Encuestas, ¿por qué han fallado tanto en los procesos electorales?
Texto: Luis Carlos Plata*
Ilustraciones: Esmirna Barrera, Alejandro Medina y Federico Jordan
Tradicionalmente se daba por hecho que las encuestas de preferencia electoral influían sobre la decisión de un hipotético universo de votantes. Que creaban opinión pública y percepción, por tanto ayudaban a encarrilar a un ciudadano sin ideas propias y, en el mejor de los casos, indeciso. Como también posicionaban políticos, facilitaban su ascenso al poder; les pavimentaban el camino.
Pero en 2015 todo cambió.
Con las victorias de los candidatos independientes en Nuevo León (Jaime Rodríguez “El Bronco”), en Culiacán (Manuel Clouthier) y en Zapopan (Pedro Kumamoto), se inauguró una nueva etapa en la comunicación política del País: las encuestas ya no influyen en los electores, tampoco forman opinión pública ni construyen percepciones artificiales.

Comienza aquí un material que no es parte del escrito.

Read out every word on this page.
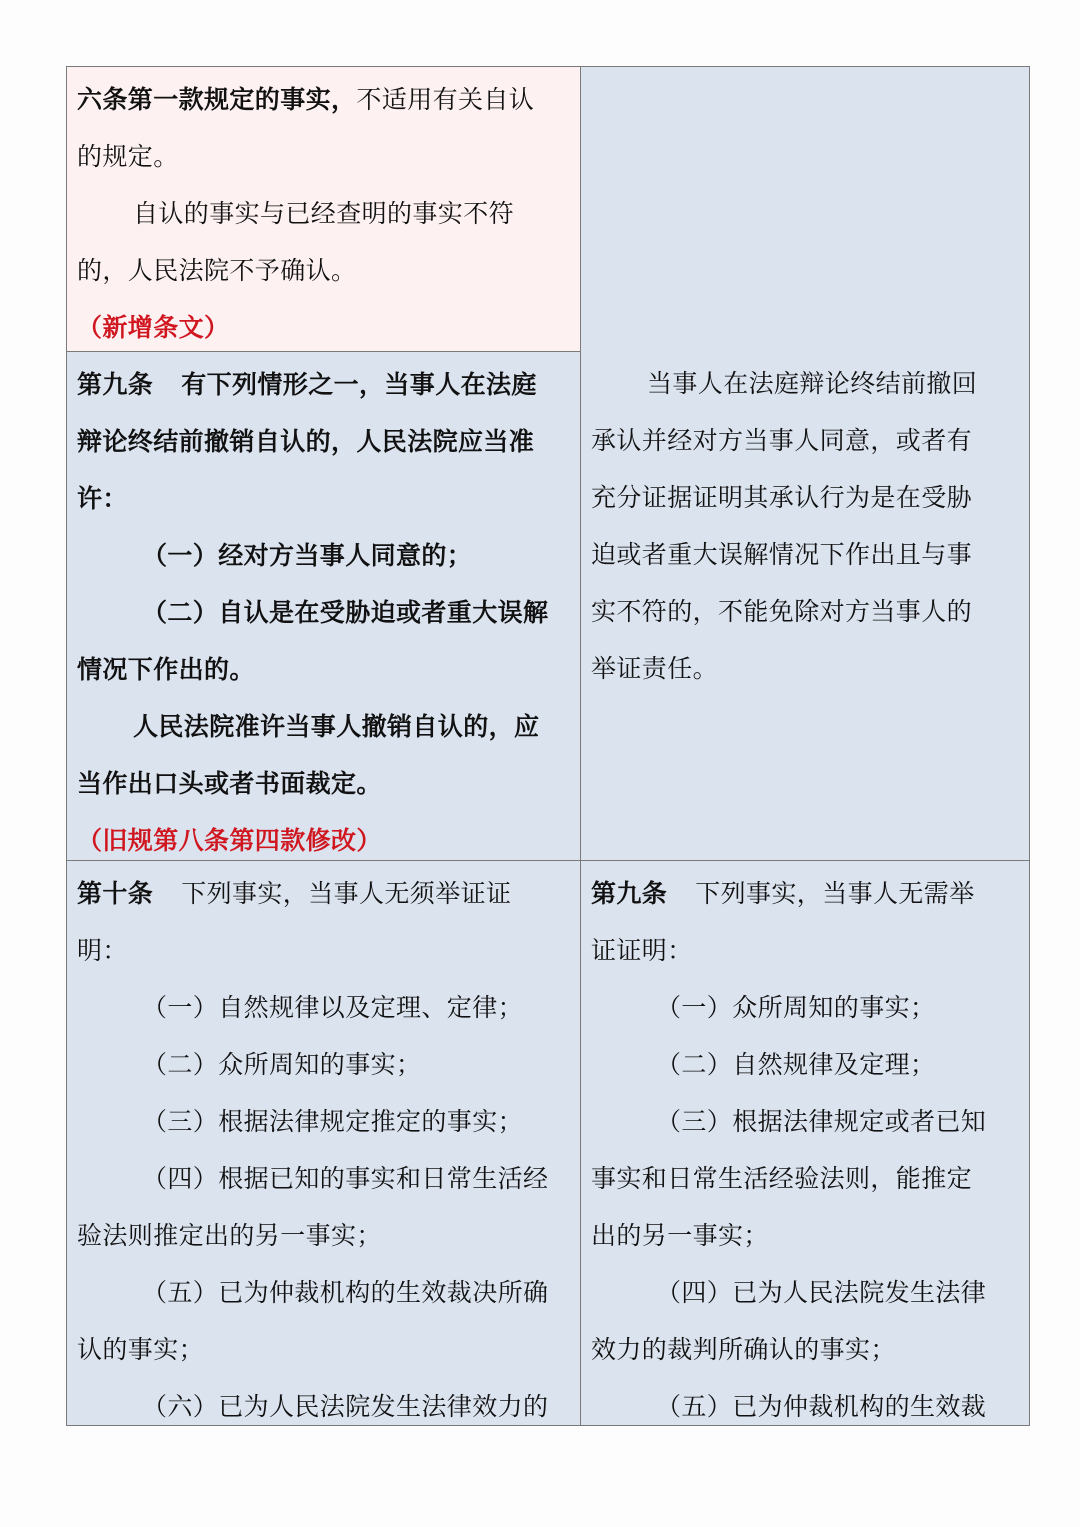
六条第一款规定的事实，不适用有关自认

的规定。

自认的事实与已经查明的事实不符

的，人民法院不予确认。

（新增条文）

当事人在法庭辩论终结前撤回

承认并经对方当事人同意，或者有

充分证据证明其承认行为是在受胁

迫或者重大误解情况下作出且与事

实不符的，不能免除对方当事人的

举证责任。

第九条 有下列情形之一，当事人在法庭

辩论终结前撤销自认的，人民法院应当准

许：

（一）经对方当事人同意的；

（二）自认是在受胁迫或者重大误解

情况下作出的。

人民法院准许当事人撤销自认的，应

当作出口头或者书面裁定。

（旧规第八条第四款修改）

第十条 下列事实，当事人无须举证证

明：

（一）自然规律以及定理、定律；

（二）众所周知的事实；

（三）根据法律规定推定的事实；

（四）根据已知的事实和日常生活经

验法则推定出的另一事实；

（五）已为仲裁机构的生效裁决所确

认的事实；

（六）已为人民法院发生法律效力的

第九条 下列事实，当事人无需举

证证明：

（一）众所周知的事实；

（二）自然规律及定理；

（三）根据法律规定或者已知

事实和日常生活经验法则，能推定

出的另一事实；

（四）已为人民法院发生法律

效力的裁判所确认的事实；

（五）已为仲裁机构的生效裁
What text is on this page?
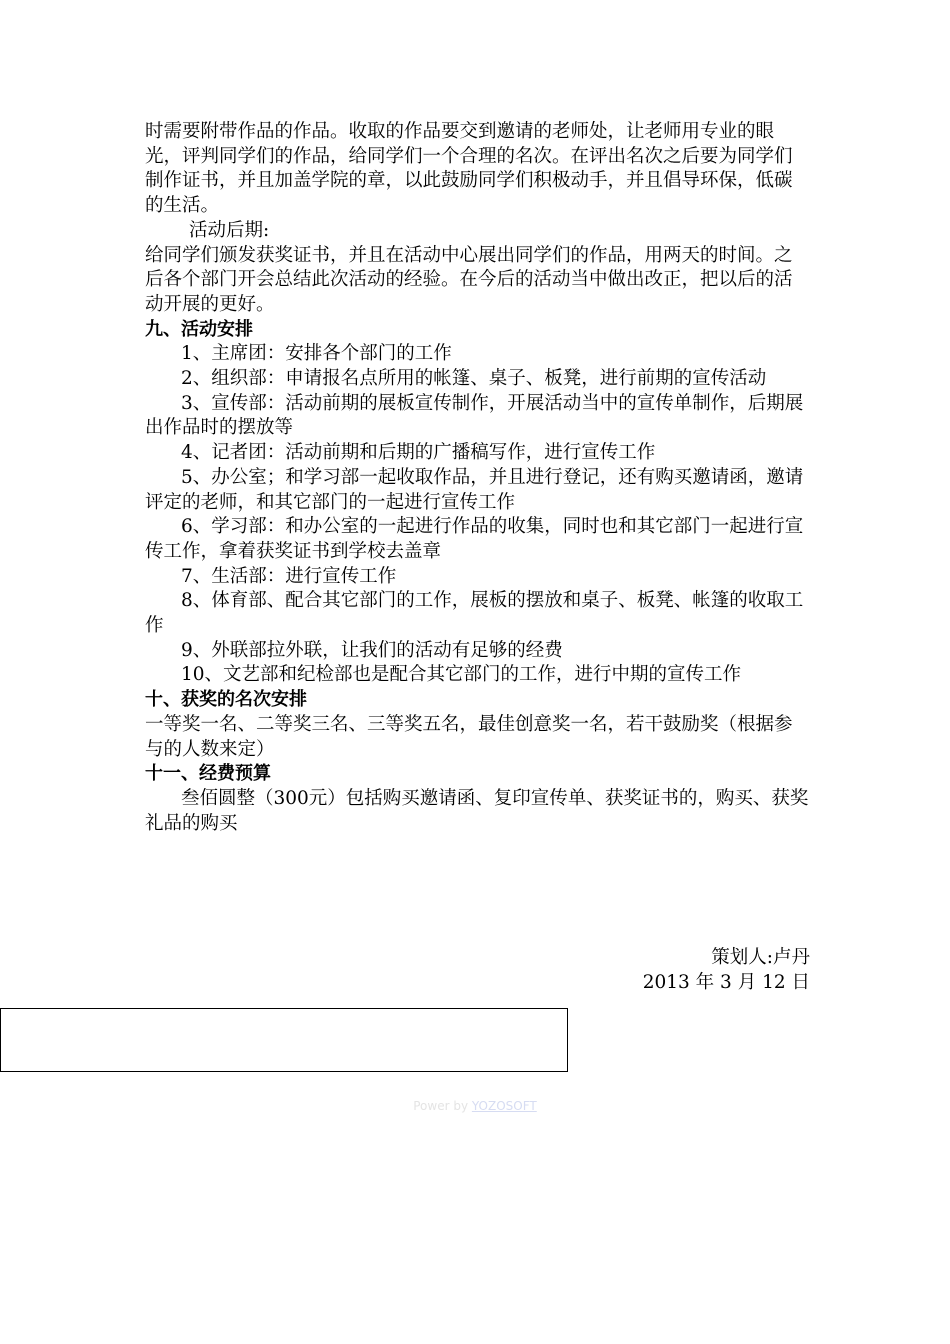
时需要附带作品的作品。收取的作品要交到邀请的老师处，让老师用专业的眼光，评判同学们的作品，给同学们一个合理的名次。在评出名次之后要为同学们制作证书，并且加盖学院的章，以此鼓励同学们积极动手，并且倡导环保，低碳的生活。

活动后期:

给同学们颁发获奖证书，并且在活动中心展出同学们的作品，用两天的时间。之后各个部门开会总结此次活动的经验。在今后的活动当中做出改正，把以后的活动开展的更好。

九、活动安排

1、主席团：安排各个部门的工作

2、组织部：申请报名点所用的帐篷、桌子、板凳，进行前期的宣传活动

3、宣传部：活动前期的展板宣传制作，开展活动当中的宣传单制作，后期展出作品时的摆放等

4、记者团：活动前期和后期的广播稿写作，进行宣传工作

5、办公室；和学习部一起收取作品，并且进行登记，还有购买邀请函，邀请评定的老师，和其它部门的一起进行宣传工作

6、学习部：和办公室的一起进行作品的收集，同时也和其它部门一起进行宣传工作，拿着获奖证书到学校去盖章

7、生活部：进行宣传工作

8、体育部、配合其它部门的工作，展板的摆放和桌子、板凳、帐篷的收取工作

9、外联部拉外联，让我们的活动有足够的经费

10、文艺部和纪检部也是配合其它部门的工作，进行中期的宣传工作

十、获奖的名次安排

一等奖一名、二等奖三名、三等奖五名，最佳创意奖一名，若干鼓励奖（根据参与的人数来定）

十一、经费预算

叁佰圆整（300元）包括购买邀请函、复印宣传单、获奖证书的，购买、获奖礼品的购买

策划人:卢丹

2013 年 3 月 12 日

Power by YOZOSOFT
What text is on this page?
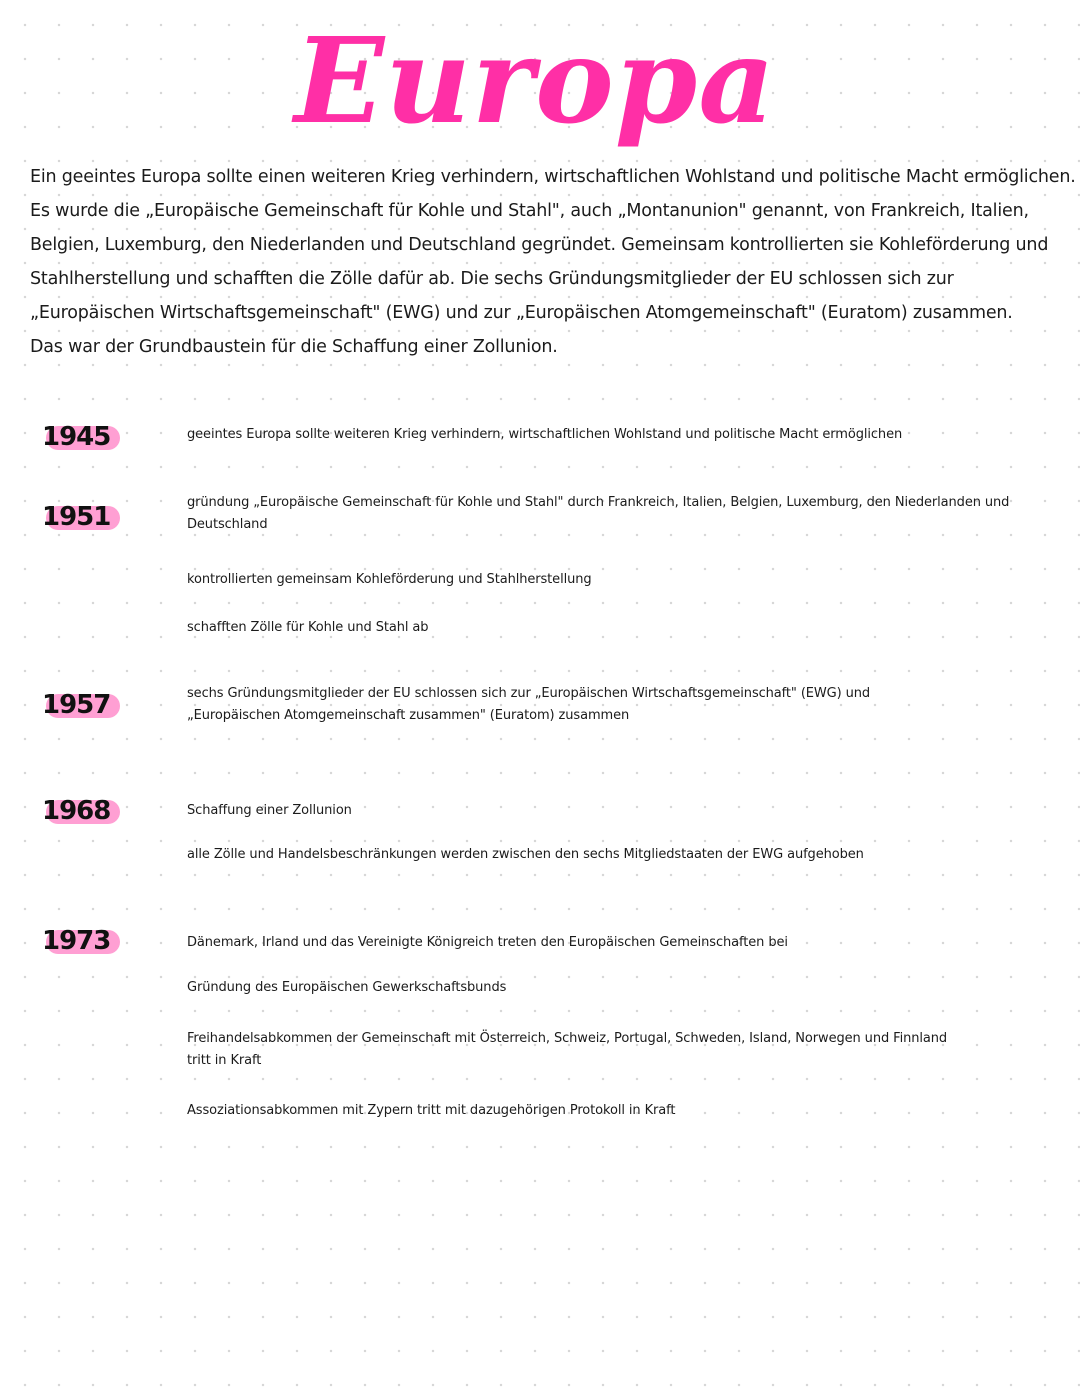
Europa
Ein geeintes Europa sollte einen weiteren Krieg verhindern, wirtschaftlichen Wohlstand und politische Macht ermöglichen.
Es wurde die „Europäische Gemeinschaft für Kohle und Stahl", auch „Montanunion" genannt, von Frankreich, Italien,
Belgien, Luxemburg, den Niederlanden und Deutschland gegründet. Gemeinsam kontrollierten sie Kohleförderung und
Stahlherstellung und schafften die Zölle dafür ab. Die sechs Gründungsmitglieder der EU schlossen sich zur
„Europäischen Wirtschaftsgemeinschaft" (EWG) und zur „Europäischen Atomgemeinschaft" (Euratom) zusammen.
Das war der Grundbaustein für die Schaffung einer Zollunion.
1945	geeintes Europa sollte weiteren Krieg verhindern, wirtschaftlichen Wohlstand und politische Macht ermöglichen
1951	gründung „Europäische Gemeinschaft für Kohle und Stahl" durch Frankreich, Italien, Belgien, Luxemburg, den Niederlanden und Deutschland
kontrollierten gemeinsam Kohleförderung und Stahlherstellung
schafften Zölle für Kohle und Stahl ab
1957	sechs Gründungsmitglieder der EU schlossen sich zur „Europäischen Wirtschaftsgemeinschaft" (EWG) und „Europäischen Atomgemeinschaft zusammen" (Euratom) zusammen
1968	Schaffung einer Zollunion
alle Zölle und Handelsbeschränkungen werden zwischen den sechs Mitgliedstaaten der EWG aufgehoben
1973	Dänemark, Irland und das Vereinigte Königreich treten den Europäischen Gemeinschaften bei
Gründung des Europäischen Gewerkschaftsbunds
Freihandelsabkommen der Gemeinschaft mit Österreich, Schweiz, Portugal, Schweden, Island, Norwegen und Finnland tritt in Kraft
Assoziationsabkommen mit Zypern tritt mit dazugehörigen Protokoll in Kraft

Son un vestigio.
Han pasado a la historia como un objeto de museo para entender cómo nos expresábamos hace 20 años, cuando el internet apenas era un descubrimiento y las redes sociales no existían. Hoy más que nunca las audiencias pueden decodificar los mensajes de los medios tradicionales de comunicación donde se publican éstas, y pueden expresarse más allá del cerco informativo. No existe, como antes, un monopolio del discurso y cualquiera puede colocar temas en la agenda pública.
¿Las encuestas están dejando de ser útiles?, ¿qué se puede esperar de ellas para Coahuila en 2017?
Ese objeto del Museo de Historia Electoral: las encuestas
Desde sus orígenes, como instrumento demoscópico de predicción, las encuestas electorales exhiben amplias limitaciones.
Una de las características de México -y Coahuila no es la excepción- es la diversidad geográfica, cultural, económica y educativa. Considerando lo anterior cualquier muestra difícilmente será representativa y no hay garantía plena de fiabilidad científica porque no hay encuesta que contemple la heterogeneidad de la población objetivo.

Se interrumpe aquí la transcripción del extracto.